De Tweede Kamer verzoekt de regering bij de uitwerking van de vermogensaanwasbelasting in kaart te brengen welke opties er zijn om liquiditeitsproblemen te voorkomen. Belastingheffing over de ongerealiseerde waardeontwikkeling kan leiden tot situaties waarin burgers niet over voldoende liquide middelen beschikken om de aanslag over de ongerealiseerde waardeontwikkeling te voldoen. Als oplossing wordt gedacht aan betalingsregelingen of de mogelijkheid tot verrekening over de jaren. Een motie van die strekking is op 7 juli 2022 aangenomen.
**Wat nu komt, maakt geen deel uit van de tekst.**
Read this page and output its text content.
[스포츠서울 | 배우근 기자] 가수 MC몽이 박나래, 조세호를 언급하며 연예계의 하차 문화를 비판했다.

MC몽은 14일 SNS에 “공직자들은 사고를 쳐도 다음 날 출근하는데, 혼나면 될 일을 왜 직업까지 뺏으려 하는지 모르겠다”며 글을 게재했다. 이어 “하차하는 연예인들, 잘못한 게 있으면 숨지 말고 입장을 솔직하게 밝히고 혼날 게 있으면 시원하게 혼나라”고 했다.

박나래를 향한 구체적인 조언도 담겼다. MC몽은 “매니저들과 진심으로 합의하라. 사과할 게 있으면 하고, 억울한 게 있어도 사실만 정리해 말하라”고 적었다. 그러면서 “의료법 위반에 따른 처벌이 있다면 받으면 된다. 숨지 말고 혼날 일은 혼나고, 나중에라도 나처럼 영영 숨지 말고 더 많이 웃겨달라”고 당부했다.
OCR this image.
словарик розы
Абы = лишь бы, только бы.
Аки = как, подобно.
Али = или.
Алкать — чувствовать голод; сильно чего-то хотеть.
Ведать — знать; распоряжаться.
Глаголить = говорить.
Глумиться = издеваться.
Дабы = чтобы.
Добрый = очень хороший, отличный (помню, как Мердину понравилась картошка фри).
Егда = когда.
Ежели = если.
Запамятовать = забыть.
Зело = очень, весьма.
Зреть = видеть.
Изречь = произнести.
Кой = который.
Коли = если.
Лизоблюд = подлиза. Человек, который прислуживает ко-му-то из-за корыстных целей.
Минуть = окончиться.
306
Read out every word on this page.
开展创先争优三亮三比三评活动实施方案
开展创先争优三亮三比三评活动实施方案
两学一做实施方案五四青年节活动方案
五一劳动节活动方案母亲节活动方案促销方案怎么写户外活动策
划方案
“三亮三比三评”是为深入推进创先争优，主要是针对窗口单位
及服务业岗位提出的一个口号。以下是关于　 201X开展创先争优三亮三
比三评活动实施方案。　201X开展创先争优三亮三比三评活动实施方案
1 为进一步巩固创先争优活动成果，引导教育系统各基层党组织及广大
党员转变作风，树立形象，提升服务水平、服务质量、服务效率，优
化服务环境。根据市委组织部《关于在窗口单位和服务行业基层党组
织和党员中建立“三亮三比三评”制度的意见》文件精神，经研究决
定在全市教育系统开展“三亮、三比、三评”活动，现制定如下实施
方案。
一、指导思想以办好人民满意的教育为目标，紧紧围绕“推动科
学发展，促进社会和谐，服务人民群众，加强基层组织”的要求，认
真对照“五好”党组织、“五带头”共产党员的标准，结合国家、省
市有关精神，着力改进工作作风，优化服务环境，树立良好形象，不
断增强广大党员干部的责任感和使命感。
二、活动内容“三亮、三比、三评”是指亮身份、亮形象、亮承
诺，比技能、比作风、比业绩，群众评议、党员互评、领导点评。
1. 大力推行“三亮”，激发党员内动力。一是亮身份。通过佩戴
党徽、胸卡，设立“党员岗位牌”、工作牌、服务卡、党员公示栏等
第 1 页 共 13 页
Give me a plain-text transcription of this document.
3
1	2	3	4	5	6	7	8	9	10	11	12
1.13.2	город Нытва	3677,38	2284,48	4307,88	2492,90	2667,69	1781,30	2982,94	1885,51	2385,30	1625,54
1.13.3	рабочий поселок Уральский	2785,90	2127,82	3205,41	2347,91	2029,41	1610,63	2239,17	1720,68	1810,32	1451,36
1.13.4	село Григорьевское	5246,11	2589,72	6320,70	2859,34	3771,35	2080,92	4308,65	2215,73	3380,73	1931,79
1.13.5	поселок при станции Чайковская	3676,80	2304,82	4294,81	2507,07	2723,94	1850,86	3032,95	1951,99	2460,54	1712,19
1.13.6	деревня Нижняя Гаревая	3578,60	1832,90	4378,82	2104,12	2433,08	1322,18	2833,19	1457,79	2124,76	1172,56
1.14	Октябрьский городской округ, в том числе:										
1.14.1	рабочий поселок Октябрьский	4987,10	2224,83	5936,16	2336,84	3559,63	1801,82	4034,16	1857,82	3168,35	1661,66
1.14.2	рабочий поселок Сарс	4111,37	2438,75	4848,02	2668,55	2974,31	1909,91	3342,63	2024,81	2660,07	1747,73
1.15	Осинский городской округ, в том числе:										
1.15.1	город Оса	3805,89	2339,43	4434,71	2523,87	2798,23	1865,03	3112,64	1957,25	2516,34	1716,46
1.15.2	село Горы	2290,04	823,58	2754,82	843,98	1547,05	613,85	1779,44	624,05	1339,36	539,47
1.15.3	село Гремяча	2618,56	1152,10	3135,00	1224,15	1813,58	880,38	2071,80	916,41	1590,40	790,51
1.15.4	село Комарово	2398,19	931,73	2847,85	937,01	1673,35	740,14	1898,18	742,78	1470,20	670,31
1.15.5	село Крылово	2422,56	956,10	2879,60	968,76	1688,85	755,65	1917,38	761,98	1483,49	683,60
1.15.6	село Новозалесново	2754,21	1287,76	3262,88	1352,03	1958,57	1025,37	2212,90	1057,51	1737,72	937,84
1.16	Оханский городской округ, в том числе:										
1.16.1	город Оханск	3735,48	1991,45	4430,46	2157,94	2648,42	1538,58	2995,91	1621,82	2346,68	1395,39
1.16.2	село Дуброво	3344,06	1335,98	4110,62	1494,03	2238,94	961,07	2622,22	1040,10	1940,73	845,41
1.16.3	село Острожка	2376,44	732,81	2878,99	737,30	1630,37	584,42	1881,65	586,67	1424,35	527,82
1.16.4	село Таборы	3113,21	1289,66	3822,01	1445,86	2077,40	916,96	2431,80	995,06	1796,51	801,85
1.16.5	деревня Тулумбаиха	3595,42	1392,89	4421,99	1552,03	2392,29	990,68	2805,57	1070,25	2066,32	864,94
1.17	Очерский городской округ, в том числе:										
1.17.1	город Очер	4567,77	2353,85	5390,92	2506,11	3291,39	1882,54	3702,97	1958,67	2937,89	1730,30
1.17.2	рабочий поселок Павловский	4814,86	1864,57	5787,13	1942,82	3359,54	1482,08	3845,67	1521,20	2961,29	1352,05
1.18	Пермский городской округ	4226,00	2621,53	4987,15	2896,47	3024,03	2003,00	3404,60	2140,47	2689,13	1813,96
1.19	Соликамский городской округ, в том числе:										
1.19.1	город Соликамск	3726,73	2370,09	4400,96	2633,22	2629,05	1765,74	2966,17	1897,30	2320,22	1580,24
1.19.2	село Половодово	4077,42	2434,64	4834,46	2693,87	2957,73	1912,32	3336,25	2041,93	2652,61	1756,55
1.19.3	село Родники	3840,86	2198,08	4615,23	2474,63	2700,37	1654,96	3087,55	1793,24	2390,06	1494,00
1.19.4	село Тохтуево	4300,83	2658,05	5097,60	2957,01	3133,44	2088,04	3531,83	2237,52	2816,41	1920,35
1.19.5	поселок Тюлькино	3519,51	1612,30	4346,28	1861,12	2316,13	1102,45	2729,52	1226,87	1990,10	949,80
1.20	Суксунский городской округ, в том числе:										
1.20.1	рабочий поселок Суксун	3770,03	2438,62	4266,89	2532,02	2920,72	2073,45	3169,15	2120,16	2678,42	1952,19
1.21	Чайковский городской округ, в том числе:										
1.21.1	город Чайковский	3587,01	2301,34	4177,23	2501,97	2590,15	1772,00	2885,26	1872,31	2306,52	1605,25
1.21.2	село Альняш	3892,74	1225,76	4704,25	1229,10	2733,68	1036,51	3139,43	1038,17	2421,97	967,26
In de andere aangenomen moties wordt de regering verzocht:
om de Kamer in het najaar 2022 te informeren over mogelijke alternatieven om ook het rendement op vastgoed direct mee te nemen bij de start van het nieuwe stelsel en er in ieder geval voor te zorgen dat de belasting op deze categorie vermogen niet lager wordt dan die op andere categorieën van vermogen;
bij de verdere uitwerking van de vermogensbelasting op basis van werkelijk rendement zo snel als mogelijk uit te gaan van de werkelijke waarde van vastgoed, bijvoorbeeld door gebruik te maken van de beschikbare WOZ-waarde;
bij de vormgeving van het nieuwe box 3-stelsel rekening te houden met de doelstellingen van schuldhulpverlening en te voorkomen dat mensen worden geconfronteerd met hoge belastingschulden;
in kaart te brengen hoe verschillende vormen van vermogen (box 2, box 3, vermogen in vastgoed via verschillende buitenlandse constructies en andere relevante constructies) belast worden en voor het eind van het jaar mogelijkheden in kaart te brengen om in het huidige stelsel arbitragemogelijkheden te verkleinen en voorstellen in kaart te brengen om in het toekomstige stelsel mogelijkheden tot arbitrage te verkleinen.
Wetsartikelen:
Wet inkomstenbelasting 2001 5.2
[Nieuwsbron] [Nieuwsbron] [Nieuwsbron] [Nieuwsbron] [Nieuwsbron]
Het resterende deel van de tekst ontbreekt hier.